Making me take the bus.  All of my friends' parents drove them to school and I had to wake up extra early so I could catch the bus. "But we're the first stop, it's not fair!" I'd complain, not realizing the work required to get 5 kids to 3 different schools by 8 a.m.

Not letting me spend the night.  Slumber parties were out of the question. What were you so afraid of? I'm glad I didn't know at the time because it was too scary for me to handle. Thank you for putting up with my resistance, it kept me safe.

Ruining my life.  You wouldn't let me hang out with or go to so-and-so, you wouldn't let me stay out until blah and blah. And you definitely didn't give me whatever. I must've accused you of ruining my life a trillion times by the time I was "finally" able to ruin it myself. But once again you were right. (Does that ever get old?) Nothing good takes place at 2am, Shanda's mom isn't really "cool" as much as she is troubled, bad company really does bring bad luck, and though you didn't know exactly what I was up to- you knew enough to prevent me from screwing up big time.
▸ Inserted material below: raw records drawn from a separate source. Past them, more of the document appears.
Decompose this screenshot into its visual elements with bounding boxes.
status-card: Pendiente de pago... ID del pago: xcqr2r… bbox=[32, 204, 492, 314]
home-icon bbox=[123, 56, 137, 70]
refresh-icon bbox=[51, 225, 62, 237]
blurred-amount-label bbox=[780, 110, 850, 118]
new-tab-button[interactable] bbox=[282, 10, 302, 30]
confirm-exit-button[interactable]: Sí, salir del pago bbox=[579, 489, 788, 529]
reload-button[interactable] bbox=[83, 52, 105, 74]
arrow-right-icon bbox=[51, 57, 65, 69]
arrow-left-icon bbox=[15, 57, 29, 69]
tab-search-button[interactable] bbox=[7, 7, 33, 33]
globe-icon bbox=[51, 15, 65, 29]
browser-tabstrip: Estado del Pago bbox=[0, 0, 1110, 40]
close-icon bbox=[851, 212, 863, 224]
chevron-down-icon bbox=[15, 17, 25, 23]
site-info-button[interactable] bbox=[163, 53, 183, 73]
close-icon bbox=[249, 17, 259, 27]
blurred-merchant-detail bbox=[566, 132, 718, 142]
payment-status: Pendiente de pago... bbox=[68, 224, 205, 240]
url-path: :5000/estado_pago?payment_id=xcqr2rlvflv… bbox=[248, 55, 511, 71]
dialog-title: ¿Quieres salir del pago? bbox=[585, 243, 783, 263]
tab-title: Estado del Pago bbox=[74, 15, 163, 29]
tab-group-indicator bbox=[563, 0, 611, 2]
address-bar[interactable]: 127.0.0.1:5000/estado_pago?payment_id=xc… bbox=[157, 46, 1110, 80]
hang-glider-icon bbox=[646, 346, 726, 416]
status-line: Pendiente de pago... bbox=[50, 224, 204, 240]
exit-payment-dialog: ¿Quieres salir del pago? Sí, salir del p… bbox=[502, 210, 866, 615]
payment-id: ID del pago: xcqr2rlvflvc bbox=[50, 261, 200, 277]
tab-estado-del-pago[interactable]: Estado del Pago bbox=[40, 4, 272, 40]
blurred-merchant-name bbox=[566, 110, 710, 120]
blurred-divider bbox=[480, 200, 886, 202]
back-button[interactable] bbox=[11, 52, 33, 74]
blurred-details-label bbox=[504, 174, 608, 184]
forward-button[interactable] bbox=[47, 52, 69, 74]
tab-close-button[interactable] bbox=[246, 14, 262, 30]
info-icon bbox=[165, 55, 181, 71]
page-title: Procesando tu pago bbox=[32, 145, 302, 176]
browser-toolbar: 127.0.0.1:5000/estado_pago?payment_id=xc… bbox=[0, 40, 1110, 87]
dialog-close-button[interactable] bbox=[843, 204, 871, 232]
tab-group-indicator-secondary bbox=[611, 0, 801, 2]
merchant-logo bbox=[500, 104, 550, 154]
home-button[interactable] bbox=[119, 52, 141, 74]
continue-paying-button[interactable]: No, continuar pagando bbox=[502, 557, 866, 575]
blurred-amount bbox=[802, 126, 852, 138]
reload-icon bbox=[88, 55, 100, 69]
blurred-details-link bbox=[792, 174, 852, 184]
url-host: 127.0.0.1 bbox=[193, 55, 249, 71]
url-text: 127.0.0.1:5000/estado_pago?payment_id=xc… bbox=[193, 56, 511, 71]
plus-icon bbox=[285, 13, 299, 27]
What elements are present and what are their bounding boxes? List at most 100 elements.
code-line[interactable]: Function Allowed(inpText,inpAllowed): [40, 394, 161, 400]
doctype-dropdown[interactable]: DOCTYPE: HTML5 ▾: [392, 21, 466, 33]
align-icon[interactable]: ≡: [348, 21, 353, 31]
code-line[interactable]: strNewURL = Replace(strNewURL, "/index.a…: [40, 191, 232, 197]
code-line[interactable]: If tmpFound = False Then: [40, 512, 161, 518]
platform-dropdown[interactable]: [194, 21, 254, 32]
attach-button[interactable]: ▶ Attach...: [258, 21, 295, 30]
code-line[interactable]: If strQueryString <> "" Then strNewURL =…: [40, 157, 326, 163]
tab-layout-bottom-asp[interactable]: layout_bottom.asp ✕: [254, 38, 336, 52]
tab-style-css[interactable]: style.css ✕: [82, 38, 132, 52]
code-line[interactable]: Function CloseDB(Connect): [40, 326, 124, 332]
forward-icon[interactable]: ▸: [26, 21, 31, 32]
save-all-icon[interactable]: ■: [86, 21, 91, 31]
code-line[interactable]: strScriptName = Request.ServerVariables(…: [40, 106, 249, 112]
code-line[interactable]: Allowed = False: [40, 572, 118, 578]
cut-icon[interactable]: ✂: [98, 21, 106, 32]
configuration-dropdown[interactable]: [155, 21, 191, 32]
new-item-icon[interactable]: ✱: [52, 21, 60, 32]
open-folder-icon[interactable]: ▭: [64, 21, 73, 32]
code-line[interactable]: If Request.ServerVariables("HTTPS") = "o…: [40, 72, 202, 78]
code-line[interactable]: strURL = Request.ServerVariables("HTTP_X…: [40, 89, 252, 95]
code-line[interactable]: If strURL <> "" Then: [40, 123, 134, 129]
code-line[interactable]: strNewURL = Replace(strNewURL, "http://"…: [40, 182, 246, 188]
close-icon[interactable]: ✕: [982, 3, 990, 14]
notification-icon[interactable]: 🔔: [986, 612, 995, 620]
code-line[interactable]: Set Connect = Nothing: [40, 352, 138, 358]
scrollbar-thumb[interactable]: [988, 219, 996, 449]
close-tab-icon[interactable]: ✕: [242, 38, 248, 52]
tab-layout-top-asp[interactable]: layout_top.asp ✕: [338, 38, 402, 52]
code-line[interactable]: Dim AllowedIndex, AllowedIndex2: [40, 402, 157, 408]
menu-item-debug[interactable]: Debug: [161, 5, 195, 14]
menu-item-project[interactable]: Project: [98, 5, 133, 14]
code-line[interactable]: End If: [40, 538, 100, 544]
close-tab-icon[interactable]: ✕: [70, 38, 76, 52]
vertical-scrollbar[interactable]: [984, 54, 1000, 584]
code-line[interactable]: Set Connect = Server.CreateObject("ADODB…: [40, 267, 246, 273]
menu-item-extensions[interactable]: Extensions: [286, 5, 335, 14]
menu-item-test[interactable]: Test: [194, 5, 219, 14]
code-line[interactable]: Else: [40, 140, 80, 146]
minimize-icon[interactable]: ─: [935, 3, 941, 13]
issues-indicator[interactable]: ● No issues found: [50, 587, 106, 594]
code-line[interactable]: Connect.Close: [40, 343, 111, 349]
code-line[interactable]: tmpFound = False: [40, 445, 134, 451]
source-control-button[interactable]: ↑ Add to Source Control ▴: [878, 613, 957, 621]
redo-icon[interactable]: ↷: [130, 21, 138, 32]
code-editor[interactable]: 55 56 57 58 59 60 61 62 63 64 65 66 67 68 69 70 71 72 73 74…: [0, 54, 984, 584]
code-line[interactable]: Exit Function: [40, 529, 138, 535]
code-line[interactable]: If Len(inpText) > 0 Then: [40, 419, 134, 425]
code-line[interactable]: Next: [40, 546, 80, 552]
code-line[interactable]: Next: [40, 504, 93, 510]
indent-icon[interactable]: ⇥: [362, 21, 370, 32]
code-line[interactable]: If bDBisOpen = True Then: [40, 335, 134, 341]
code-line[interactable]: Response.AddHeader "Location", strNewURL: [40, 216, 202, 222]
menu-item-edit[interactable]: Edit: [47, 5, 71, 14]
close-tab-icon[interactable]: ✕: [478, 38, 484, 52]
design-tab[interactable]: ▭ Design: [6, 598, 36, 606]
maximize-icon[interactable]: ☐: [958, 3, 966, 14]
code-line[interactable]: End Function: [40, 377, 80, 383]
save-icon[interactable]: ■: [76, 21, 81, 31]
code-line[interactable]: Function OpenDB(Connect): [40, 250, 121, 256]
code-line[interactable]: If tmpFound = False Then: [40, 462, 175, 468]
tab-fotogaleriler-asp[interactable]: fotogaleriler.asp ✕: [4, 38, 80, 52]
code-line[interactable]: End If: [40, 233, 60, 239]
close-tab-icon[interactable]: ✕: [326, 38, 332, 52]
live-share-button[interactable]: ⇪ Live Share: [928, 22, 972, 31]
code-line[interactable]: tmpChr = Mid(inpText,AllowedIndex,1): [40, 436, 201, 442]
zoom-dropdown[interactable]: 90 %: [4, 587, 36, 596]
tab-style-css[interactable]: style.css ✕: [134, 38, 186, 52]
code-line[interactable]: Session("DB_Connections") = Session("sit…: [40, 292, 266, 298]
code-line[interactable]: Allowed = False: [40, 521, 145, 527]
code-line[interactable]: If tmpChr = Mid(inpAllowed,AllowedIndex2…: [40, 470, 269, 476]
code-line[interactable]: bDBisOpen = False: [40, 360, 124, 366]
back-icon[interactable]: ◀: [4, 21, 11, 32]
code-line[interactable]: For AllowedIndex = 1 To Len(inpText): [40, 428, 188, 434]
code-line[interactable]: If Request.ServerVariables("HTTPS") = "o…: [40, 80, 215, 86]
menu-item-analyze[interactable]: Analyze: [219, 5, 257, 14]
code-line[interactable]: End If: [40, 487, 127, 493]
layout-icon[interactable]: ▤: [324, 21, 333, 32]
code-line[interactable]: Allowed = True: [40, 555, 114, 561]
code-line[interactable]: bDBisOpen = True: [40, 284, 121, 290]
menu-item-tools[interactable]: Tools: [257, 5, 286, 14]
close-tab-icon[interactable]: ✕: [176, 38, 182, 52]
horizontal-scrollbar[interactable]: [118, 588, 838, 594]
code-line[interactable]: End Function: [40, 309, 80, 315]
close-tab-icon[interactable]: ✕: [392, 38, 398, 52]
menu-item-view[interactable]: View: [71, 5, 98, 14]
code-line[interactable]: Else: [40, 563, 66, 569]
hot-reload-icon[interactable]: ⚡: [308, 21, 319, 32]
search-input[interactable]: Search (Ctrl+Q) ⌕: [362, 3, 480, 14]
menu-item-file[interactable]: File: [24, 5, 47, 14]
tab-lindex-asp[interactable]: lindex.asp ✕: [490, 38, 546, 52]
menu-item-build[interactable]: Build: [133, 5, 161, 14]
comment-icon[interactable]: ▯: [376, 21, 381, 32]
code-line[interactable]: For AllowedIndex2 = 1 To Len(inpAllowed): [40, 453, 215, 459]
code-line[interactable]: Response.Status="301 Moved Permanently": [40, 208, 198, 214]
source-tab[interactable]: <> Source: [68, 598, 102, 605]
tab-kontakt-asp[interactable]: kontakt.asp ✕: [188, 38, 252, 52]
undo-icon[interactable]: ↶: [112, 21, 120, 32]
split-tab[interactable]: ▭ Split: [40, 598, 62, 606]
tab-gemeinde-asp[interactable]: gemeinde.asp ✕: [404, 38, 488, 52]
I forgive my parents for all of it; the rules, the control, the structure and the boundaries. Because now that I have a child of my own whom I love more than life itself, all I want to do is protect him, guide him, and do the best I can, too.  So Mom and Dad, thank you. Thank you for ruining my life so that I couldn't ruin it myself, and helping me see that running late to the daycare pickup is an offense I can easily forgive myself for.

And when the time comes, I hope that I ruin my son's life too.